不光沈岐,老镇北侯也是这样的人,这是真正受了祖德熏陶,念了祖功和祖德,精心教养出来的贵女。
一句门承鼎盛半点也不为过。
他是十分满意的。
福王爷脸上满是皱纹,模样却显得十分和善,岁月抚平了他脸上,每一条皱纹里的棱角,显得厚重又平和。
柳心瑶受宠若惊,恭敬地说:“福王爷谬赞了,臣妇愧不敢当。”
福王爷对沈昭嬑招招手。
一旁的齐雍搁下茶杯,抬眼看去,沈昭踩着小碎步款款上前,襕裙就像涟漪在脚边绽放,轻曳……十分很好。
沈昭嬑对福王爷福了福身:“小女见过福王爷,王爷福寿安宁。”
福王爷脸上浮现了笑容:“好孩子,隆郡王府发生的事,我都已经知道了,让你受委屈了。”

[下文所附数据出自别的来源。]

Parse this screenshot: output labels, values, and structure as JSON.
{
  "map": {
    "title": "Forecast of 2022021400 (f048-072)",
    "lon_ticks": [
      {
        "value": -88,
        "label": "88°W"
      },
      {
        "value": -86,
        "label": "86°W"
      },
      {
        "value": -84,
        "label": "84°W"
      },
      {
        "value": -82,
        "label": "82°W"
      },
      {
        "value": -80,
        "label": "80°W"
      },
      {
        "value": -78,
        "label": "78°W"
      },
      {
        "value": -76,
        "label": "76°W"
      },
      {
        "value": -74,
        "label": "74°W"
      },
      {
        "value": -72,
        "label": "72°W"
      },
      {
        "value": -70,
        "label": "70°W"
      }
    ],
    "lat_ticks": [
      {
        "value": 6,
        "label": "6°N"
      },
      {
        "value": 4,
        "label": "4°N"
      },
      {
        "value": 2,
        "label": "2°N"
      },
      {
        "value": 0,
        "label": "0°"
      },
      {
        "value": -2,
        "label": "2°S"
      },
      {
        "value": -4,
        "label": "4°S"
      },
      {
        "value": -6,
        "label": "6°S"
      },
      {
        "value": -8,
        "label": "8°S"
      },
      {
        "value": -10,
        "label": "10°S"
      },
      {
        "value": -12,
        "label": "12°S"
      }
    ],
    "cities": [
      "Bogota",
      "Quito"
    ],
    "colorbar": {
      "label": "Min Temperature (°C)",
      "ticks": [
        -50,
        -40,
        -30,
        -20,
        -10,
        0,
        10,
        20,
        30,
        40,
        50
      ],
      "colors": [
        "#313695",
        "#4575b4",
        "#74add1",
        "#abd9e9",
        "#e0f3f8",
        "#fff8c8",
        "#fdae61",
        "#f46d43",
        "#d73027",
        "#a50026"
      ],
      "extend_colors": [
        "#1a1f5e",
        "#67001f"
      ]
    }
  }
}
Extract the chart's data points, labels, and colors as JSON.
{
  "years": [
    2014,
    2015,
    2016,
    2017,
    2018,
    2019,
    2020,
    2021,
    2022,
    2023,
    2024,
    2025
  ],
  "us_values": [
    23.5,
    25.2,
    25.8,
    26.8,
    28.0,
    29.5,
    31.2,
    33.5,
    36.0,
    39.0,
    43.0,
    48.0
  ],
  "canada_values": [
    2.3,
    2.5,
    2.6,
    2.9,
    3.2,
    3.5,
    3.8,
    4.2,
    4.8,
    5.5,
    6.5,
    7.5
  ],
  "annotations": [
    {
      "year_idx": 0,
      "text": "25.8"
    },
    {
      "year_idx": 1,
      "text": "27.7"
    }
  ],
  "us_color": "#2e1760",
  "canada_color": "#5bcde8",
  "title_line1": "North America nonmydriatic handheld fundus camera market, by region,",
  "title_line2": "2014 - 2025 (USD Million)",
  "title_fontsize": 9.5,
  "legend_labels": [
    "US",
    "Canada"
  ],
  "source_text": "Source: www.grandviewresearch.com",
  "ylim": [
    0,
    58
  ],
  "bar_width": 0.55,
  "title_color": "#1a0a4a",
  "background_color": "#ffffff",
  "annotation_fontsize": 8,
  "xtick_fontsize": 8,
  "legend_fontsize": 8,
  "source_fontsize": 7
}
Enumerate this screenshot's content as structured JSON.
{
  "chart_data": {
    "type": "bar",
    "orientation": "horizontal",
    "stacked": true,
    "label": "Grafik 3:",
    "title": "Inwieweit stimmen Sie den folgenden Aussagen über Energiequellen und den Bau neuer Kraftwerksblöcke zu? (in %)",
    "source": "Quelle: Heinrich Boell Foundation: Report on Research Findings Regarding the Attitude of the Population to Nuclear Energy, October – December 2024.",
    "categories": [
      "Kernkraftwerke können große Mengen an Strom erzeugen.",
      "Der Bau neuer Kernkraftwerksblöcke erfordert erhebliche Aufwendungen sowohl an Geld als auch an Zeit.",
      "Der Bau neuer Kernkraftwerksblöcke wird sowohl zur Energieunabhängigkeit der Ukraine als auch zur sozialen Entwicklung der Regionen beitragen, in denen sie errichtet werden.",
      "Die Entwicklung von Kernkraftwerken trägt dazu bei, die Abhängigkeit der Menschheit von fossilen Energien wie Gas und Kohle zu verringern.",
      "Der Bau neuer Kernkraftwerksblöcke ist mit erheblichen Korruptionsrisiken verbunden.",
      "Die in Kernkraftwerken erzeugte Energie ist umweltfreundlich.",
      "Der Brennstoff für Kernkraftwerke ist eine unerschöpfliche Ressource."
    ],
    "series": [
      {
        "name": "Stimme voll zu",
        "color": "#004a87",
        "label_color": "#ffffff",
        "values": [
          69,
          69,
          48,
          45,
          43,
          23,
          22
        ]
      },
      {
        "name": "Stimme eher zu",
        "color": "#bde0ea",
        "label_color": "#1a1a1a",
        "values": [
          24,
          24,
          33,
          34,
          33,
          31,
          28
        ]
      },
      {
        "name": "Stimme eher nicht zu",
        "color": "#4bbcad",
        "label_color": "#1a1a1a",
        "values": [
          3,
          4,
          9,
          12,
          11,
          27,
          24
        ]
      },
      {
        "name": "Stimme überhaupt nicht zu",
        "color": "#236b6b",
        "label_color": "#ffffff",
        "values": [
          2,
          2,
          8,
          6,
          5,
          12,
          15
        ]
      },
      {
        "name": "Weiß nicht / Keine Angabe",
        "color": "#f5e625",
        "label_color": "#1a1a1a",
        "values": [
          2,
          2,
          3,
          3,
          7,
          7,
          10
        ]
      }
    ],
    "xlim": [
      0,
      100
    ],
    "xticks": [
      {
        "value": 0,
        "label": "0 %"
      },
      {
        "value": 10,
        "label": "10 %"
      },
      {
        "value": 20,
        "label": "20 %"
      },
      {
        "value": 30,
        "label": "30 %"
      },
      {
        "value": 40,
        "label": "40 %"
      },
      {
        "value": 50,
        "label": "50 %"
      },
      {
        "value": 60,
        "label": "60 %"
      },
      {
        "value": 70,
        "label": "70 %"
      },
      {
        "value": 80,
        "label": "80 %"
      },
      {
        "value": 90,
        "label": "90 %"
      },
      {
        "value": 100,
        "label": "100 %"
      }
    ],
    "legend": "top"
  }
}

大抵是福王爷身份高,辈份太长,旁人听了这福王爷这话,权当安抚之言,只会回答不委屈这话。
但沈昭嬑却低着头,敛衽下拜:“小女惶恐不受。”
福王爷笑容一深,眼皮又往上抬了抬,目光深深地落在她身上,将她看进了眼里去了。
沈昭嬑低眉敛目,感受到福王爷落在她身上的目光:“小女自幼受沈氏门庭祖德光耀,膏腴世爵之哺养,秉承了女德礼教,终日乾乾,夕惕若厉,朝乾夕惕不敢怠懈逾越,原也是姐儿之间的口角吵闹,闹到长辈们跟前,令隆郡王府花会不宁,已经是大不应该,没想竟连您也惊动了,小女心中实在羞愧。”
她这一番话大方知礼,连福王爷听了不禁又高看她几分,可听在隆郡王、显国公一干人耳里,却不亚于以退为进,杀人诛心。
宗人府已经收集了夫人们的供词,沈昭嬑在花会上,确实如她所说一般,秉承了女德礼教,没有任何不妥之处……全是常玉蝉主动挑衅,容平县主拱火,陈大小姐推波助澜之错。
当然了,隆郡王一行人也不是傻子。
容平她们有心给沈昭嬑没脸,沈昭嬑也没打算息事宁人,事情闹到这么大,沈大小姐才是步步算计的那一个。
可那又如何呢?只许你故意给人没脸,还不许别人反抗不成?
福王爷说:“不是你的错,……”他抬眼,瞧了隆郡王一眼,语气也淡了一些,“我年纪大了,近些年来处理宗族事务,越发地力不从心,宗室里许多事都移交到了宗人府,交由宗人府在管,对宗室疏于教管。”
隆郡王却身子一瘫……福王爷的目光,简直让他无地自容。
他话说得很慢:“却是没想到,一些宗亲自以为得了一点权利,就养了猖狂的性儿,为人做事连规矩礼数都顾及,真正是丢尽了宗室的脸面。”
福王嗓音平和,依然显得十分温和,仿佛没有一丝威严,但是他说出来的每一个字,都是宗老,不容置喙的威严。
可这话,是在戳了隆郡王的脊梁骨。